Напившись вволю, путник лег на спину, раскинул руки, зажмурил глаза и задумался.

Еще вчера он был рабочим небольшого медного рудника, находящегося километрах в двадцати к югу от Кнауфского медеплавильного завода. Звали его Егорка Рябой. Имел он и фамилию — Бормантов, но на руднике никто ее не знал.

Ясно представилось вчерашнее утро. Рабочих разбудил окрик десятника Вавилы. Егор сбросил с себя зипун, сел и сонно заморгал слипавшимися от недосыпания глазами. Светало, но солнце еще еще взошло. Листья и трава были покрыты прозрачными слезинками росы. Невдалеке зияло устье шахты и виднелся ворот насоса, на котором Егор работал уже шестой месяц.

Глубокий рудник постоянно заливался обильно сочившейся откуда-то водой. Под землей было нелегко, но люди охотно шли в забойщики. Работа на вороте, который, упираясь в длинные почерневшие жерди, приводили в движение семь человек, считалась легче, однако в летнюю жару изнуряла до бесчувствия. Кроме того, кайловщикам за каждый день платили на полкопейки больше, а это было важно для рудокопов, так как большинство из них присылалось на шахтные работы за недоимки.

Егору опротивела подневольная собачья жизнь на руднике. Если бы все шло по справедливости, давно бы отпустили домой. Но не повезло Егору — невзлюбил парня десятник, от которого постоянно несло сивушным перегаром. Редкий день не штрафовал он Егора за какую-нибудь надуманную им же провинность.

Больно щемило сердце при воспоминании о привычной крестьянской жизни. Угнал его на шахту голова Частинского приказа Кулаков. После смерти отца Егор остался старшим мужиком в семье. Хорошая земля Бормантовых давно приглянулась голове, и он всячески пытался прибрать ее к рукам. Долг Бормантовых был не так уж велик, но Куликов выслал-таки Егора на дальние рудники. Вот уж сколько времени не доходит никаких вестей с родной сторонки. Как-то они там? Все чаще в голову приходили мысли о побеге. Наперед знал, что мало хорошего получится из этой затеи. А все же хотелось повидать своих…

Вокруг с руганью поднимались товарищи. Свирепо чесались. Тела были изъедены соленым потом и неугомонными шахтерскими вшами. Дед Никита, неунывающий балагур и насмешник, расчесывая скрюченными мозолистыми пальцами черную с проседью бороду, подтрунивал над полусонным парнем:

— Что, Егорушка, губами-то чмокаешь, али краля-зазнобушка приснилась? А ты ляг, милай, прикорни еще малость, попрощевайся с ней, как следоват.

— Да ну тебя, не до хаханек, — огрызнулся Егор.

Кое-как умывшись, взяв узелки, сели у давно потухшего костра, в котором с вечера в золу была зарыта картошка. Лениво выкапывали из мягкой серой трухи обгоревшие клубни и, посыпав крупной грязной солью, с хрустом жевали, запивая водой из стоявшего рядом деревянного ведра.

— Воротовщики, не мешкай! Чего рассиделись! — заорал из шалаша старый десятник Вавила.

Насос начинал работать на полчаса раньше, чтобы перед спуском кайловщиков поубавить в шахте воды.

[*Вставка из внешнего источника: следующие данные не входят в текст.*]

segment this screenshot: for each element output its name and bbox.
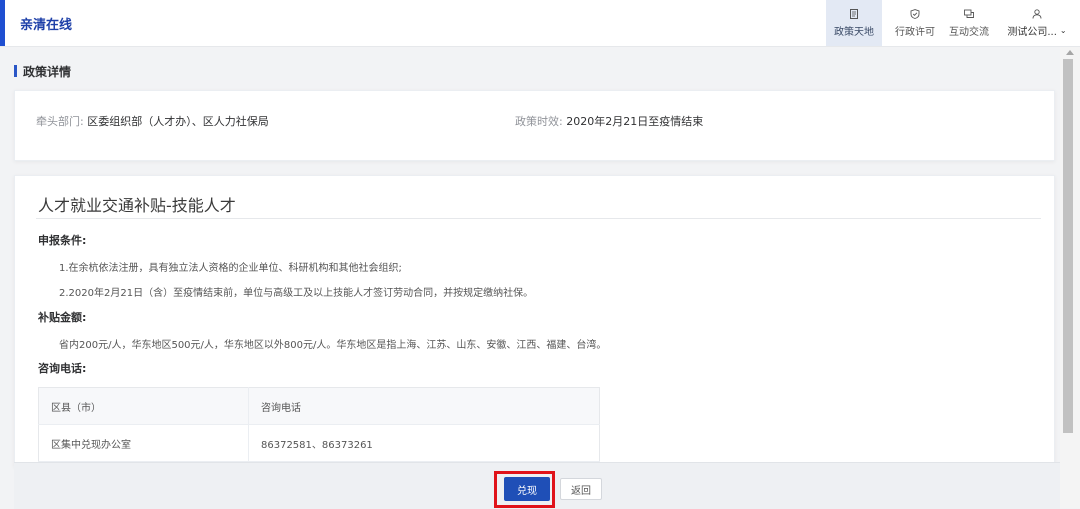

Кайловщики же во время утренней откачки рубили из привезенных жердей стойки для крепи, очищали площадку от набросанной вчера руды и пустой породы. Рабочий день, начинавшийся в пять часов и длившийся до заката, был заполнен однообразной и изнурительной работой.

Егор кое-как дождался ночи. Никому не сказав ни слова, собрал скудные пожитки и пошел прямо через густой осиновый лес.

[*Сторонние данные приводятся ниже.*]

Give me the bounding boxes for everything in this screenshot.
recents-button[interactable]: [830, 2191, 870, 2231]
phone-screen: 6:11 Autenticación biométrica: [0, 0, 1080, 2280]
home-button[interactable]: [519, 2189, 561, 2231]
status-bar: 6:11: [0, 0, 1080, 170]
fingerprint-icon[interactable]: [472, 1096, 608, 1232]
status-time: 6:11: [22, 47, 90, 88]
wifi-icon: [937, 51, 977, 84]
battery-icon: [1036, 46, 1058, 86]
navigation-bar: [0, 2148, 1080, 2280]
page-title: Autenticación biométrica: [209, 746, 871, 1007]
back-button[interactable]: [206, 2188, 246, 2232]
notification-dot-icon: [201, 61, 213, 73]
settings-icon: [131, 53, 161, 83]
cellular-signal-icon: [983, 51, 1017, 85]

Остановился он только под утро. Присел у дерева и не заметил, как задремал. Открыв глаза, он увидел ветви высоких елей и бирюзовое безоблачное небо, такое яркое, что пришлось снова закрыть глаза.

Встав, он снова зашагал на запад. Вскоре Егор вышел на крутой берег. Сразу под обрывом, то прижимаясь к нему, то удаляясь, текла небольшая речка.

Справа за ней дымил медеплавильный завод, выше которого расстилалось голубое зеркало пруда. Вдали виднелись угоры, постепенно повышающиеся к горизонту. На самом дальнем стоял казавшийся крошечным белый дворец со сверкавшими под лучами заходящего солнца золотыми куполами. Егор догадался, что перед ним Белая гора с недавно построенным монастырем.

Спустившись с крутого обрывистого берега, юноша двинулся еле заметными лесными тропами в сторону Осы. Уже под вечер он решил выйти на тракт. Однако не успел пройти и одной версты, как услыхал цоканье конских копыт. Беглец быстро метнулся в придорожные кусты. На горе, с которой спускался тракт, показалась большая карета, запряженная четверкой. Карета остановилась, кучер слез с высоких козел и направился к заднему колесу, — видимо, хотел заложить крюк за спицу, чтобы затормозить на спуске. В это время испуганные чем-то лошади сорвались с места и понеслись вниз. Дорога внизу резко поворачивала влево. Карета неминуемо должна была через несколько секунд вдребезги разбиться. Из ее окна слышался испуганный крик какого-то человека.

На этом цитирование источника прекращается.